Il pingue, e amante (evidentemente da spettatore) del basket NBA, Kim Jong-Un segue la spinta dell'élite militare del paese che pressa per il mantenimento del potere; d'altronde l'aver consacrato il defunto padre del regime, Kim Il-Sung come “Presidente Eterno”, tecnicamente prima carica dello stato, non è proprio un segno di apertura al cambiamento. Dunque per Kim recitare la parte del dittatore, oltre che per dover di pedigree, rientra nella logica del mantenimento del potere  interno, sia verso la popolazione, sia verso la stessa élite militare a capo del paese. E lo stato di guerra (nel 2009 da Pyongyang hanno dichiarato nullo l'armistizio del 1953), la costante mobilitazione dei cittadini tutti coinvolti in attività belliche e i mezzi di repressione sono un ottimo collante per l'unità nazionale.
In secondo luogo le eclatanti provocazioni nucleari possono essere inquadrate nell'ottica della capacità negoziale del paese sul piano internazionale. Costringere, ad esempio, gli Stati Uniti ad intraprendere dei negoziati diretti in seguito alle provocazioni rappresenterebbe una vittoria per Kim, visto che il suo comportamento  aggressivo sarebbe alla fine ricompensato con accordi bilaterali, magari accompagnati dalla sospensione delle sanzioni o da agognati aiuti economici, specialmente alimentari. Ad esempio, l'annuncio degli scorsi giorni di riattivare il reattore nucleare e il centro di arricchimento dell'uranio di Yongbyon, potrebbe portare, si stima nel giro di un anno, all'incremento delle scorte di materiale fissile necessario alla produzione delle testate (ma come? e i missili puntati?), quindi all'incremento della capacità di deterrenza dell'arsenale. Una produzione questa a cui i coreani potranno poi rinunciare a malincuore, come fecero nel 2007, magari dietro la promessa della sospensione delle sanzioni.

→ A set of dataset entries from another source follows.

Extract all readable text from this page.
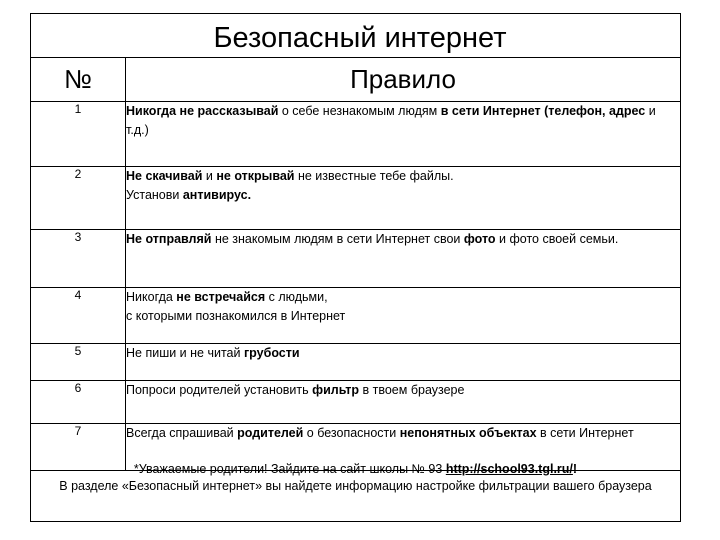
Безопасный интернет
№	Правило
1	Никогда не рассказывай о себе незнакомым людям в сети Интернет (телефон, адрес и т.д.)
2	Не скачивай и не открывай не известные тебе файлы.
Установи антивирус.
3	Не отправляй не знакомым людям в сети Интернет свои фото и фото своей семьи.
4	Никогда не встречайся с людьми,
с которыми познакомился в Интернет
5	Не пиши и не читай грубости
6	Попроси родителей установить фильтр в твоем браузере
7	Всегда спрашивай родителей о безопасности непонятных объектах в сети Интернет
*Уважаемые родители! Зайдите на сайт школы № 93 http://school93.tgl.ru/!
В разделе «Безопасный интернет» вы найдете информацию настройке фильтрации вашего браузера
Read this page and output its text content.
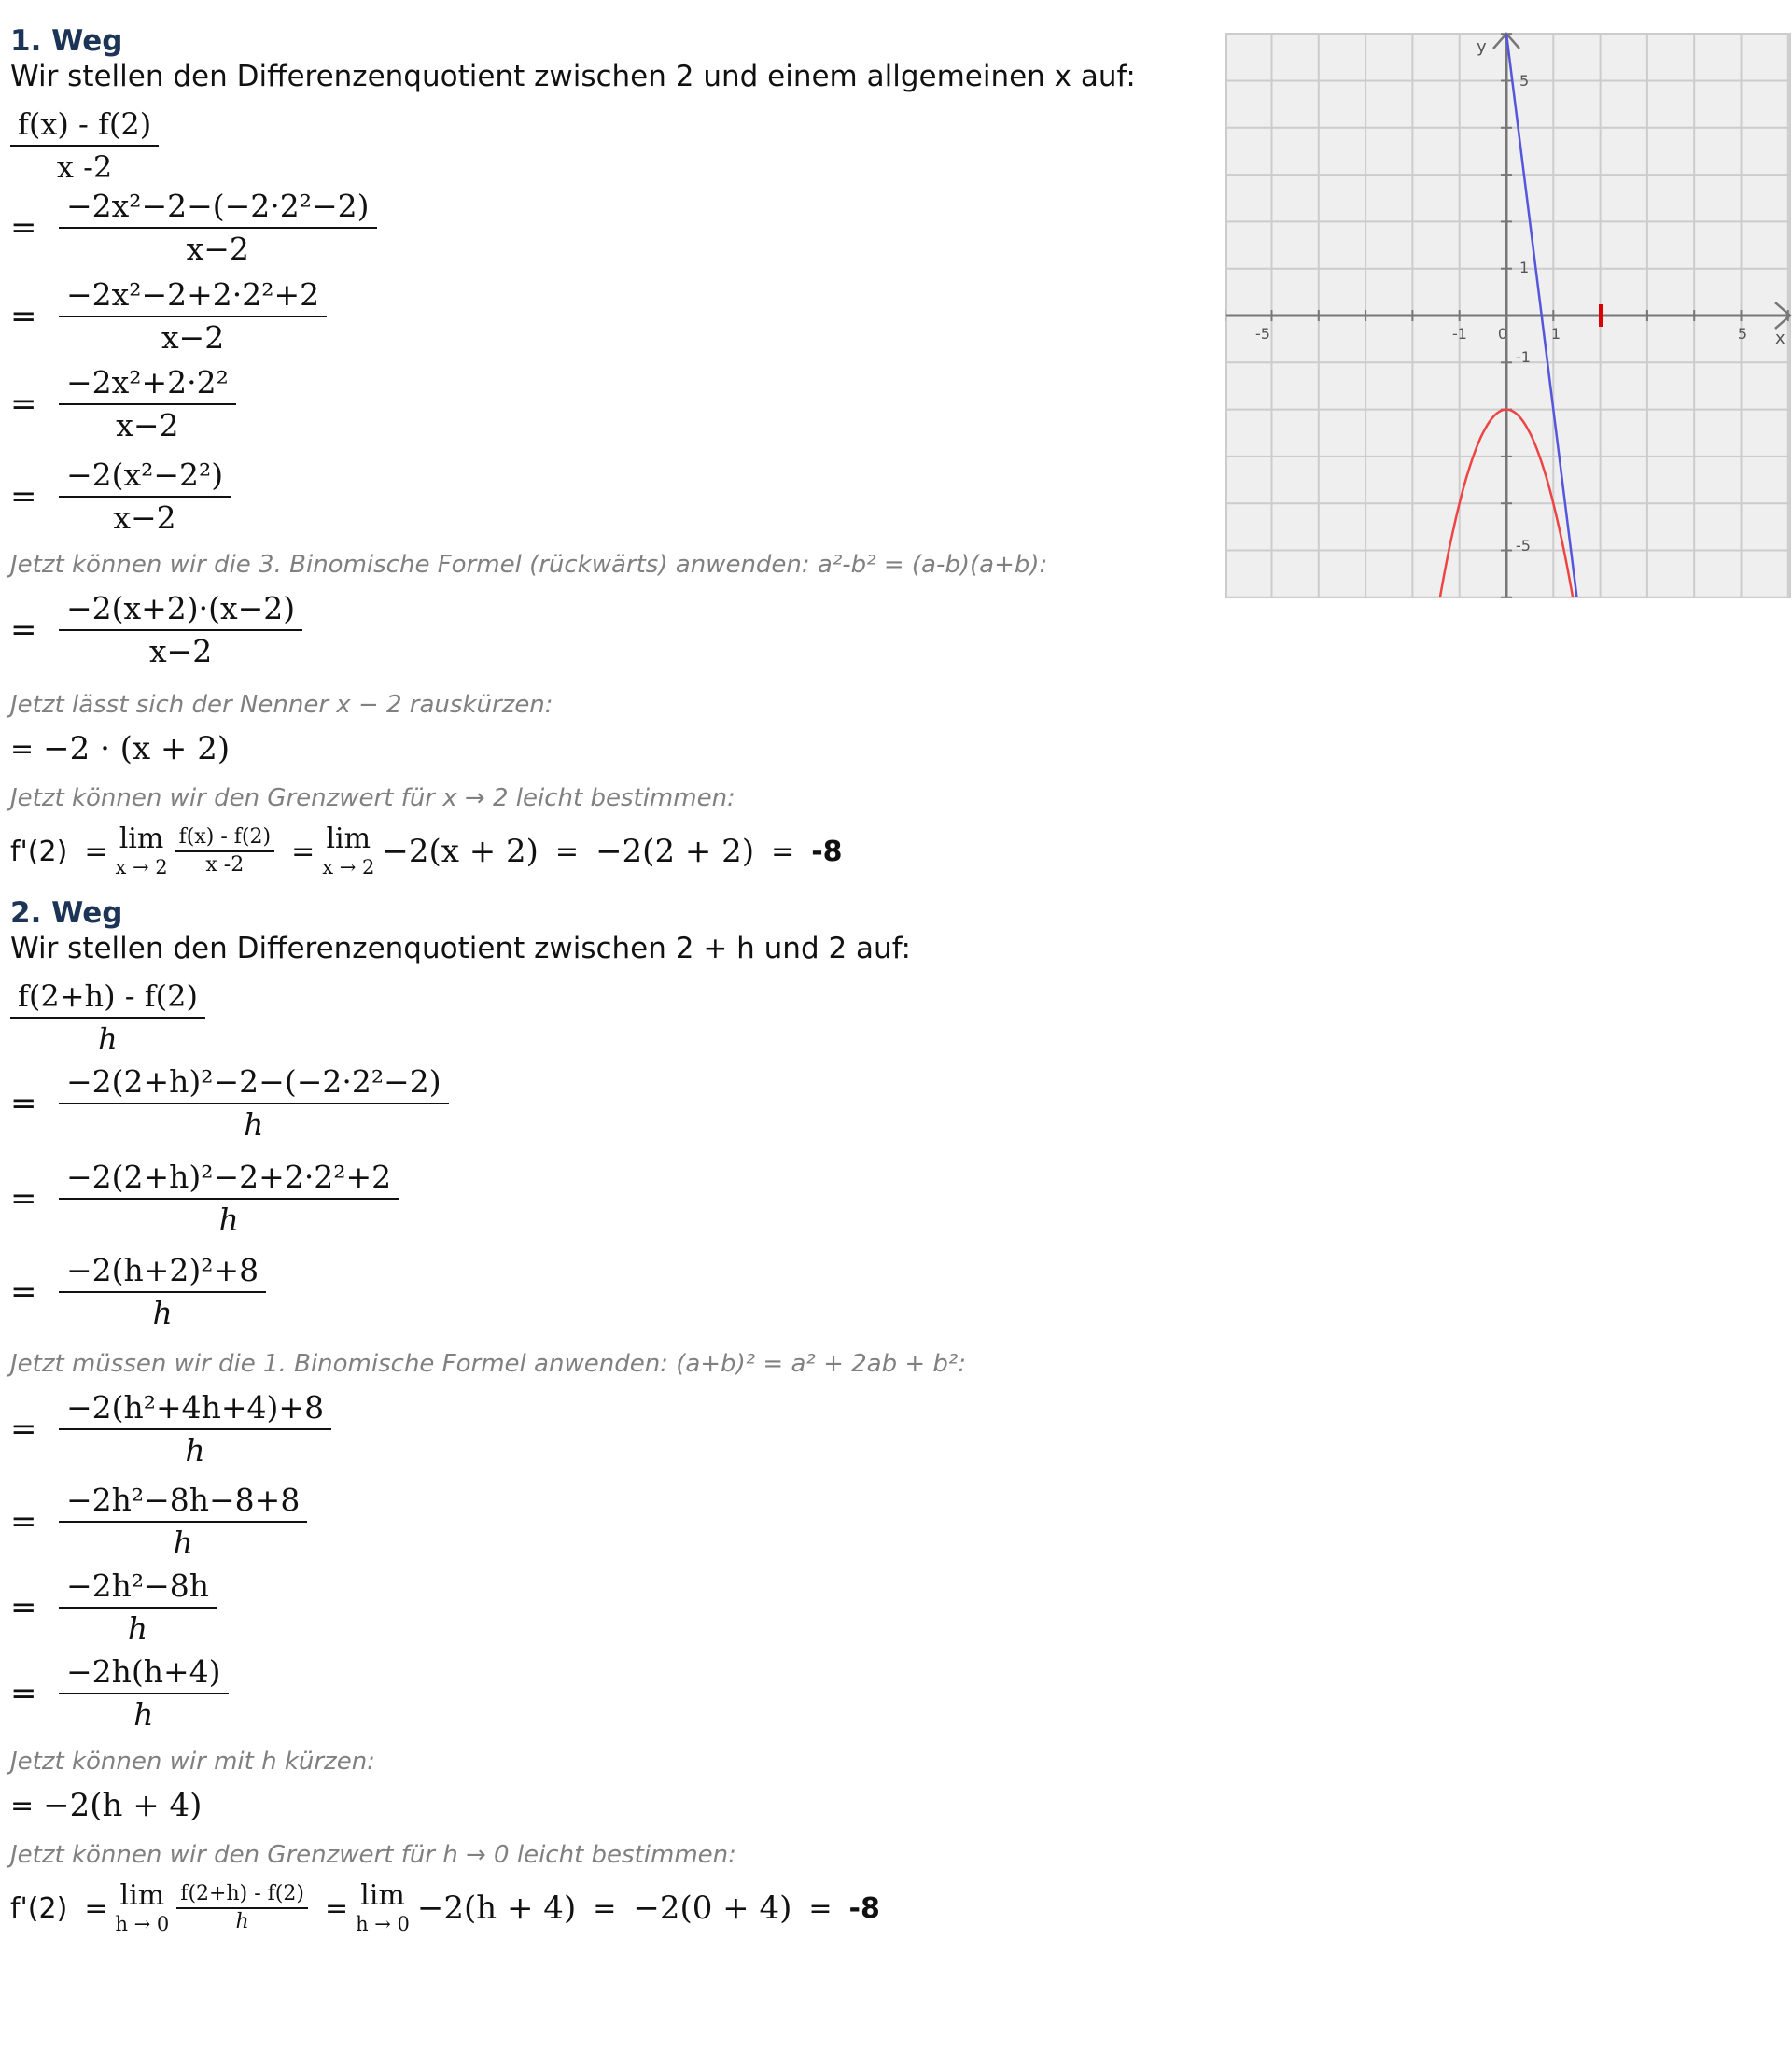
1. Weg
Wir stellen den Differenzenquotient zwischen 2 und einem allgemeinen x auf:
f(x) - f(2)
x -2
= $\frac{\text{−2x²−2−(−2·2²−2)}}{x-2}$
= $\frac{\text{−2x²−2+2·2²+2}}{x-2}$
= $\frac{\text{−2x²+2·2²}}{x-2}$
= $\frac{\text{−2(x²−2²)}}{x-2}$
Jetzt können wir die 3. Binomische Formel (rückwärts) anwenden: a²-b² = (a-b)(a+b):
= $\frac{-2(x+2)\cdot(x-2)}{x-2}$
Jetzt lässt sich der Nenner x − 2 rauskürzen:
= −2 · (x + 2)
Jetzt können wir den Grenzwert für x → 2 leicht bestimmen:
f'(2) = lim
x → 2
f(x) - f(2)
x -2 = lim
x → 2 −2(x + 2) = −2(2 + 2) = -8
2. Weg
Wir stellen den Differenzenquotient zwischen 2 + h und 2 auf:
f(2+h) - f(2)
h
= $\frac{\text{−2(2+h)²−2−(−2·2²−2)}}{h}$
= $\frac{\text{−2(2+h)²−2+2·2²+2}}{h}$
= $\frac{\text{−2(h+2)²+8}}{h}$
Jetzt müssen wir die 1. Binomische Formel anwenden: (a+b)² = a² + 2ab + b²:
= $\frac{\text{−2(h²+4h+4)+8}}{h}$
= $\frac{\text{−2h²−8h−8+8}}{h}$
= $\frac{\text{−2h²−8h}}{h}$
= $\frac{-2h(h+4)}{h}$
Jetzt können wir mit h kürzen:
= −2(h + 4)
Jetzt können wir den Grenzwert für h → 0 leicht bestimmen:
f'(2) = lim
h → 0
f(2+h) - f(2)
h	= lim
h → 0 −2(h + 4) = −2(0 + 4) = -8
-5	-1 0	1	5
5
1
-1
-5
x
y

Se quindi i dati di fatto parlano chiaro, come l'assenza della mobilitazione di massa dell'esercito, e se le interpretazioni proposte sono veritiere, le possibilità di un'imminente guerra “termonucleare” sono piuttosto esigue. Nonostante alcuni osservatori ipotizzino nuovi test balistici per il 15 aprile, anniversario della nascita del Presidente Eterno, è improbabile che l'acuirsi della crisi diplomatica sfoci in un conflitto che nessuna delle parti vuole.
L'unica guerra che andrà avanti sarà probabilmente quella dei pachidermici titoli delle agenzie che si calpesteranno a vicenda per fornire l'ultimo aggiornamento sulla tragicommedia coreana, la prossima volta che sentirete barrire il titolo di un'agenzia volgete un pensiero all'attore protagonista di questa farsa, il giovane Kim Jong-Un, caricatura di se stesso, costretto a leggere un vecchio copione stinto e ad indossare un'uniforme di una taglia sbagliata, invece di godersi i Chicago Bulls in prima fila.
E poi pensate agli altri, a quelle 24 milioni di “comparse” che abitano nella Repubblica Democratica Popolare di Corea.